For a PDF of this article, click here: Why Tell Our Story.
























A wonderful, sweet, well written, and edited article. I had my story recorded yesterday and elicited from a form our DCM had. That gives me many thoughts connected with this article. One is that I wish I’d expressed myself better but that the practice I have had in meetings made my descriptions of me more accurate. And the new things I said about me were not well expressed because I had not practiced them in front of others. The stories I loved to hear from speakers in AA like Clancy or Dr Paul were developed–that is, they grew with practice into something we all found funny but accurate to describe our own life experience.
I really liked this writing and thinking and research. It will be reread, maybe printed out, again after this morning’s meeting. Thanks.
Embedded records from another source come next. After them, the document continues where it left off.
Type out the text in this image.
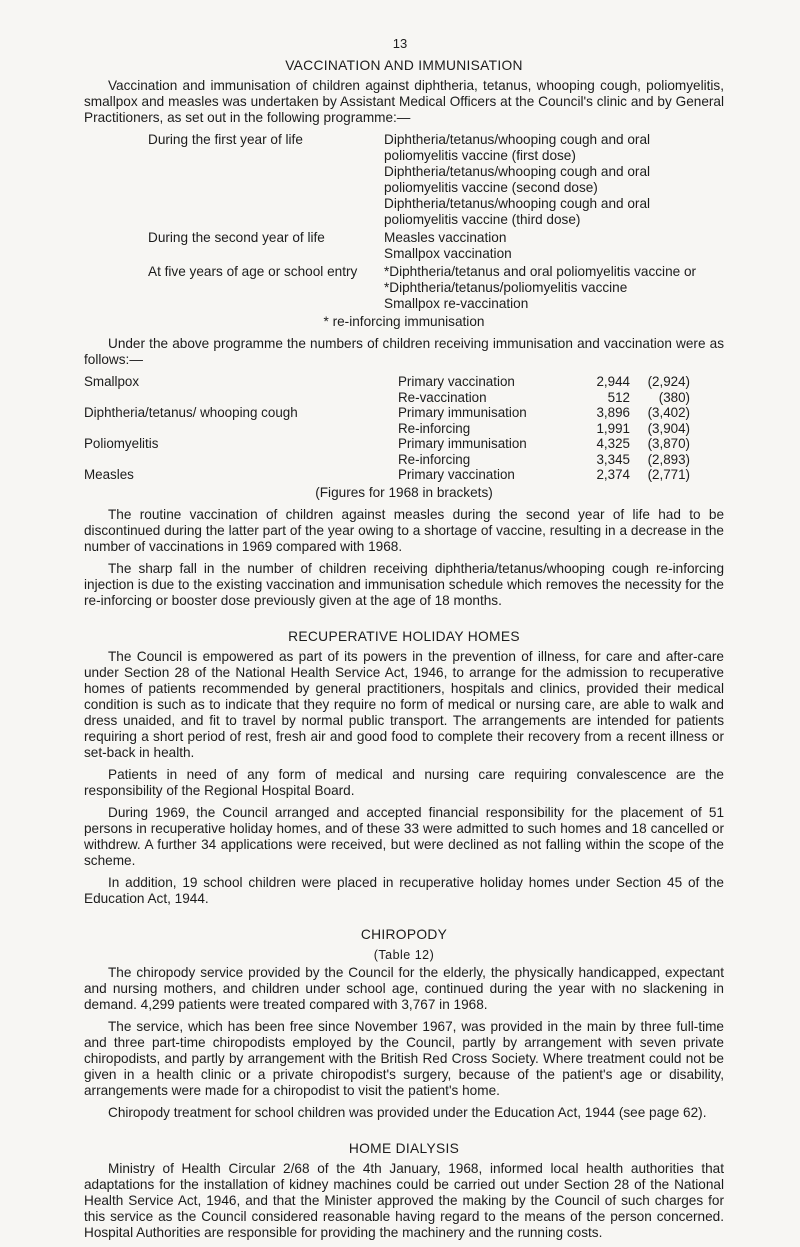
13
VACCINATION AND IMMUNISATION

Vaccination and immunisation of children against diphtheria, tetanus, whooping cough, poliomyelitis, smallpox and measles was undertaken by Assistant Medical Officers at the Council's clinic and by General Practitioners, as set out in the following programme:—

During the first year of life	Diphtheria/tetanus/whooping cough and oral
poliomyelitis vaccine (first dose)
Diphtheria/tetanus/whooping cough and oral
poliomyelitis vaccine (second dose)
Diphtheria/tetanus/whooping cough and oral
poliomyelitis vaccine (third dose)
During the second year of life	Measles vaccination
Smallpox vaccination
At five years of age or school entry	*Diphtheria/tetanus and oral poliomyelitis vaccine or
*Diphtheria/tetanus/poliomyelitis vaccine
Smallpox re-vaccination
* re-inforcing immunisation

Under the above programme the numbers of children receiving immunisation and vaccination were as follows:—

Smallpox	Primary vaccination	2,944	(2,924)
	Re-vaccination	512	(380)
Diphtheria/tetanus/ whooping cough	Primary immunisation	3,896	(3,402)
	Re-inforcing	1,991	(3,904)
Poliomyelitis	Primary immunisation	4,325	(3,870)
	Re-inforcing	3,345	(2,893)
Measles	Primary vaccination	2,374	(2,771)
(Figures for 1968 in brackets)

The routine vaccination of children against measles during the second year of life had to be discontinued during the latter part of the year owing to a shortage of vaccine, resulting in a decrease in the number of vaccinations in 1969 compared with 1968.

The sharp fall in the number of children receiving diphtheria/tetanus/whooping cough re-inforcing injection is due to the existing vaccination and immunisation schedule which removes the necessity for the re-inforcing or booster dose previously given at the age of 18 months.

RECUPERATIVE HOLIDAY HOMES

The Council is empowered as part of its powers in the prevention of illness, for care and after-care under Section 28 of the National Health Service Act, 1946, to arrange for the admission to recuperative homes of patients recommended by general practitioners, hospitals and clinics, provided their medical condition is such as to indicate that they require no form of medical or nursing care, are able to walk and dress unaided, and fit to travel by normal public transport. The arrangements are intended for patients requiring a short period of rest, fresh air and good food to complete their recovery from a recent illness or set-back in health.

Patients in need of any form of medical and nursing care requiring convalescence are the responsibility of the Regional Hospital Board.

During 1969, the Council arranged and accepted financial responsibility for the placement of 51 persons in recuperative holiday homes, and of these 33 were admitted to such homes and 18 cancelled or withdrew. A further 34 applications were received, but were declined as not falling within the scope of the scheme.

In addition, 19 school children were placed in recuperative holiday homes under Section 45 of the Education Act, 1944.

CHIROPODY
(Table 12)

The chiropody service provided by the Council for the elderly, the physically handicapped, expectant and nursing mothers, and children under school age, continued during the year with no slackening in demand. 4,299 patients were treated compared with 3,767 in 1968.

The service, which has been free since November 1967, was provided in the main by three full-time and three part-time chiropodists employed by the Council, partly by arrangement with seven private chiropodists, and partly by arrangement with the British Red Cross Society. Where treatment could not be given in a health clinic or a private chiropodist's surgery, because of the patient's age or disability, arrangements were made for a chiropodist to visit the patient's home.

Chiropody treatment for school children was provided under the Education Act, 1944 (see page 62).

HOME DIALYSIS

Ministry of Health Circular 2/68 of the 4th January, 1968, informed local health authorities that adaptations for the installation of kidney machines could be carried out under Section 28 of the National Health Service Act, 1946, and that the Minister approved the making by the Council of such charges for this service as the Council considered reasonable having regard to the means of the person concerned. Hospital Authorities are responsible for providing the machinery and the running costs.
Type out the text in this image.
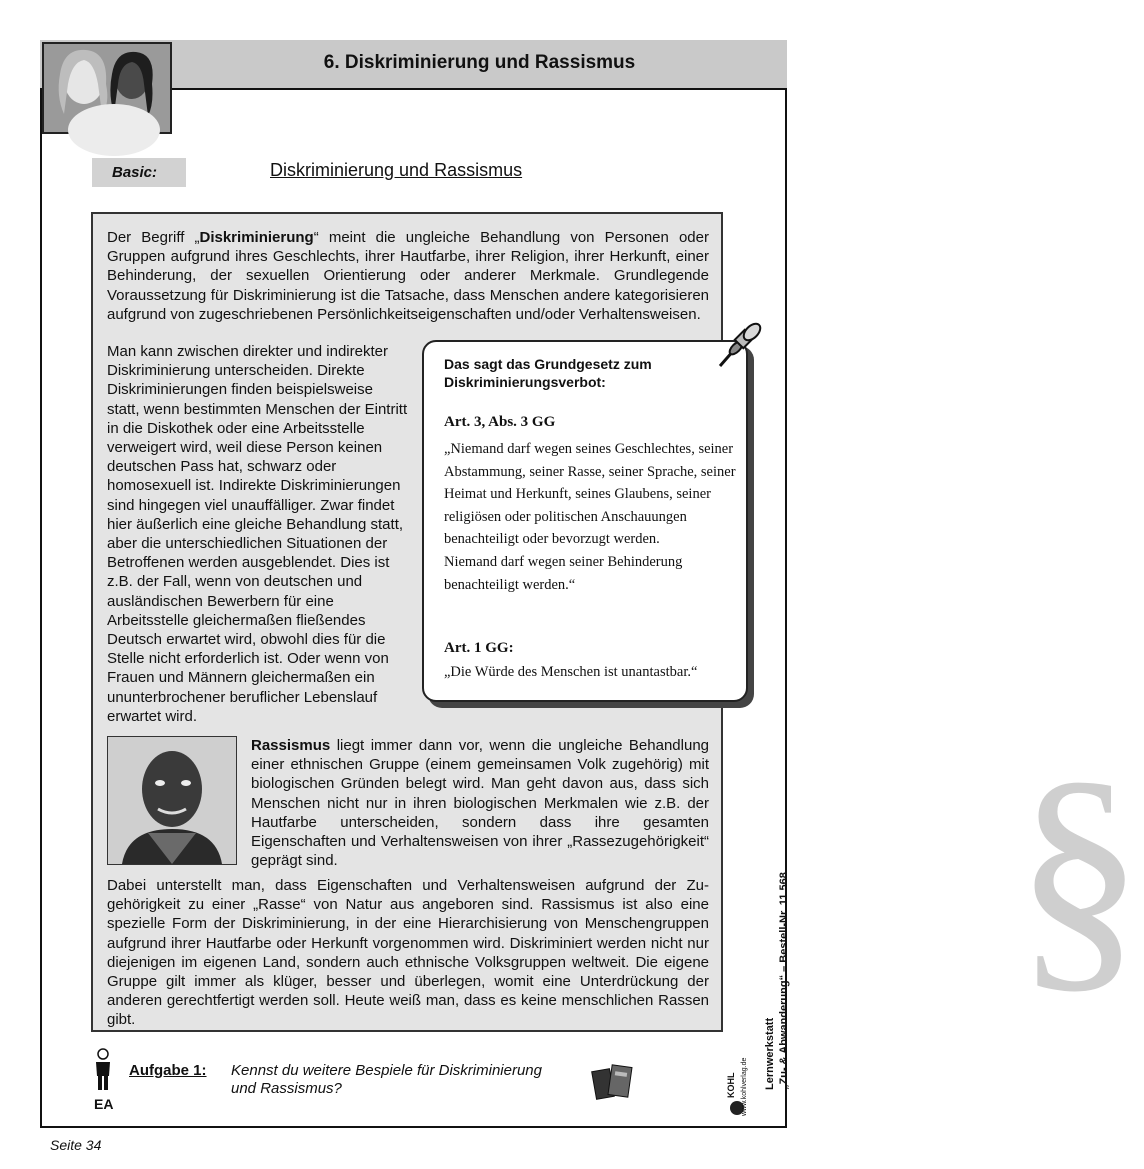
6. Diskriminierung und Rassismus
Basic:	Diskriminierung und Rassismus
Der Begriff „Diskriminierung“ meint die ungleiche Behandlung von Personen oder Gruppen aufgrund ihres Geschlechts, ihrer Hautfarbe, ihrer Religion, ihrer Herkunft, einer Behinderung, der sexuellen Orientierung oder anderer Merkmale. Grundlegende Voraussetzung für Diskriminierung ist die Tatsache, dass Menschen andere kategorisieren aufgrund von zugeschriebenen Persönlichkeitseigenschaften und/oder Verhaltensweisen.
Man kann zwischen direkter und indirekter Diskriminierung unterscheiden. Direkte Diskriminierungen finden beispielsweise statt, wenn bestimmten Menschen der Eintritt in die Diskothek oder eine Arbeitsstelle verweigert wird, weil diese Person keinen deutschen Pass hat, schwarz oder homosexuell ist. Indirekte Diskriminierungen sind hingegen viel unauffälliger. Zwar findet hier äußerlich eine gleiche Behandlung statt, aber die unterschiedlichen Situationen der Betroffenen werden ausgeblendet. Dies ist z.B. der Fall, wenn von deutschen und ausländischen Bewerbern für eine Arbeitsstelle gleichermaßen fließendes Deutsch erwartet wird, obwohl dies für die Stelle nicht erforderlich ist. Oder wenn von Frauen und Männern gleichermaßen ein ununterbrochener beruflicher Lebenslauf erwartet wird.
§
Das sagt das Grundgesetz zum Diskriminierungsverbot:
Art. 3, Abs. 3 GG
„Niemand darf wegen seines Geschlechtes, seiner Abstammung, seiner Rasse, seiner Sprache, seiner Heimat und Herkunft, seines Glaubens, seiner religiösen oder politischen Anschauungen benachteiligt oder bevorzugt werden.
Niemand darf wegen seiner Behinderung benachteiligt werden.“
Art. 1 GG:
„Die Würde des Menschen ist unantastbar.“
Rassismus liegt immer dann vor, wenn die ungleiche Behandlung einer ethnischen Gruppe (einem gemeinsamen Volk zugehörig) mit biologischen Gründen belegt wird. Man geht davon aus, dass sich Menschen nicht nur in ihren biologischen Merkmalen wie z.B. der Hautfarbe unterscheiden, sondern dass ihre gesamten Eigenschaften und Verhaltensweisen von ihrer „Rassezugehörigkeit“ geprägt sind.
Dabei unterstellt man, dass Eigenschaften und Verhaltensweisen aufgrund der Zugehörigkeit zu einer „Rasse“ von Natur aus angeboren sind. Rassismus ist also eine spezielle Form der Diskriminierung, in der eine Hierarchisierung von Menschengruppen aufgrund ihrer Hautfarbe oder Herkunft vorgenommen wird. Diskriminiert werden nicht nur diejenigen im eigenen Land, sondern auch ethnische Volksgruppen weltweit. Die eigene Gruppe gilt immer als klüger, besser und überlegen, womit eine Unterdrückung der anderen gerechtfertigt werden soll. Heute weiß man, dass es keine menschlichen Rassen gibt.
EA
Aufgabe 1: Kennst du weitere Bespiele für Diskriminierung und Rassismus?	KOHL www.kohlverlag.de Lernwerkstatt „Zu- & Abwanderung“ – Bestell-Nr. 11 568
Seite 34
Thank you for your encouraging words, Lance. We all try to make sense of our alcoholism, and finding our own words helps with that. Even if the standard 12 Steps explains how many people made their way through recovery, standardized Steps do not resonate with everyone and, for the most part, do not quite adequately speak to/for everyone’s recovery experience. For secular folks, we seem to be constantly in search of a particular kind of language that gives meaning and clarity to our commonly held profane beliefs. Hence our revised Steps, for example.
We all speak better and with much more confidence when we are not using others’ terms that don’t quite fit with our circumstances and with the telling of our story. Our secular fellowship provides us with support for that.
Thanks again for your comments.
“Did I numb myself with alcohol to escape self-awareness? Well, that was the whole point of drinking to excess!”
A pair of sentences I got stuck on. My immediate thought is that I often drank to excess in an effort to gain self-awareness. It seemed to work for that purpose but the insights gained were usually trite and forgotten shortly after awakening the next morning. But it felt good to “see the truth” and “say it to myself” while inebriated. Drinking to excess felt like it was making me more creative. Is that what the author (John M) meant?
Lance, you bring up a great point that was often indicative of my attempts to numb myself to who I was. I often “lived” in a fantasy when I drank, and often I would think I was so articulate and wise (in my head, of course).
You’re right — one sobers up the next day, and the creativity and wisdom is gone. Sometimes the “numbing-out” with lots of alcohol meant that I would merely exaggerate the importance of something I had actually accomplished. Still not real! The list goes on; the fantasies were endless.
In my recovery, I discovered that the AA slogan “right-sizing” was my favourite for the very reason that my fantasies of grandiosity were so plainly unreal and frivolous.
Also an interesting stylized art in the title. A path through a pine forest but with–well, what are the red protons often paired with a white electron or something, but some spare electrons here and there in the sunrise–but also one right in the pathway. Hmm. Telling our story. Stories? The whole presentation is just interesting.
Thanks again, Lance, for taking the time to comment.
I read and reread this article. Much of what is said resonated with me. I got a pdf copy with the intention of sharing it as a meeting topic.
Thanks for responding, Dan. I am glad you were able to identify with it. Ernie Kurtz is so right that “experience is best awakened within story.”
Hope it generates some engaging conversation at your meeting.
This is a great article that i can strongly relate to. I will be “borrowing” the the pithy comment because it is spot on. Thank you for sharing.
Gary, thank you for taking the time to respond. I really appreciate your kind words. I doubt whether or not I would have picked up on Carlos Fuentes’ insight that you have to finish telling a story in order to truly comprehend it if I hadn’t been in AA at the time, reading his novel.